When I returned, somewhat dizzy, with the damned dog sniffing me more enthusiastically, Mr. Cistern wondered if I was the sort of boy his daughter should be with, for it was apparent I did not believe in the wheel of life. The dog now had its snout firmly in my groin. The younger sister, a real blister, I can tell you, opined that Wolf the dog did not appear to trust me.
The room was once again assaulted by the grunting noise of a crocodile pulling a small screaming wildebeest into a murky swamp. More bones cracking. More “wheel of life.” I tore for the bathroom, once again chased by the blasted dog.
I returned with the drooling Wolf to a very skeptical audience. I gathered my name and reputation had been dragged through the mud like the baby baboon they were watching struggle. To top it off, the dog was attempting to demonstrate its distrust by wetting my grey flannel trouser cuffs. It was all too much for me, so I legged it to my little car surrounded by shouts of “the wheel of life” and chased by the appalling dog.

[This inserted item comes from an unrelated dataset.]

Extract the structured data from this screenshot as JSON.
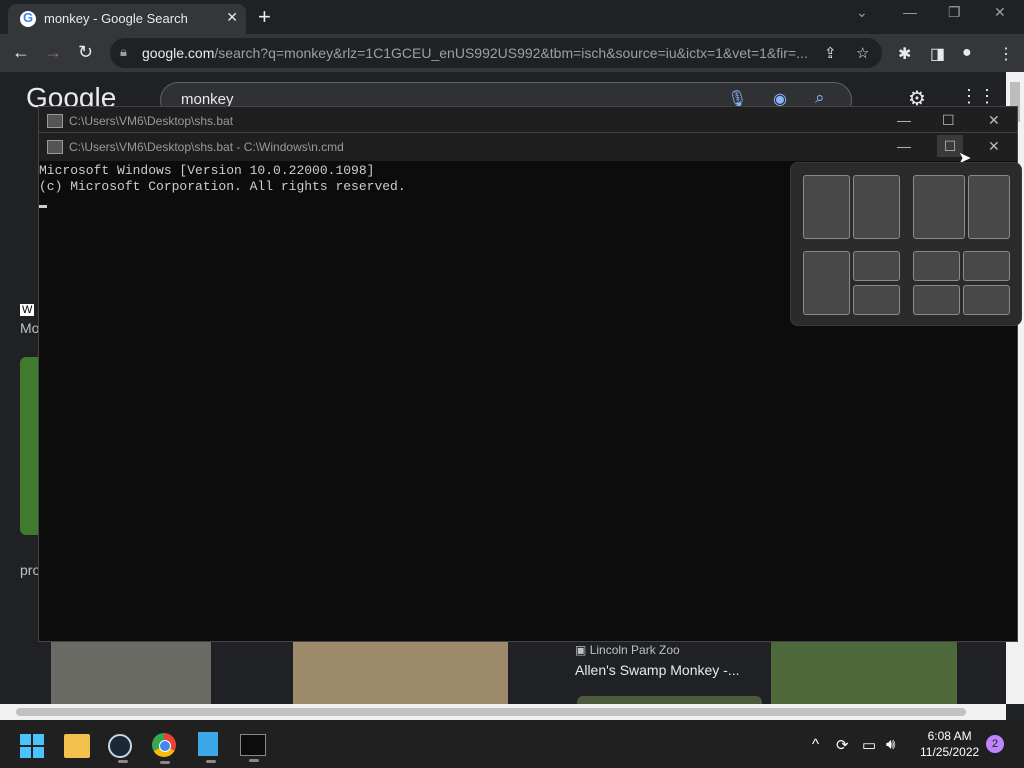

I sat in my auto as the dog flung himself against the car door and murderous family faces filled the bay window and wondered if I would ever meet someone who just liked me for me.
I never did. Instead I met Kitty and live in a comfortable state of truce. But at least I don’t have to watch the butchery of small animals with the sound turned up to a dreadful level, nor eat TV dinners.
The Brigadier was still droning on about his mismatched salt shakers and their reduced value, which his current wife cannot seem to grasp. When he took his breath I shouted:
“Next!” and ordered a well-deserved martini.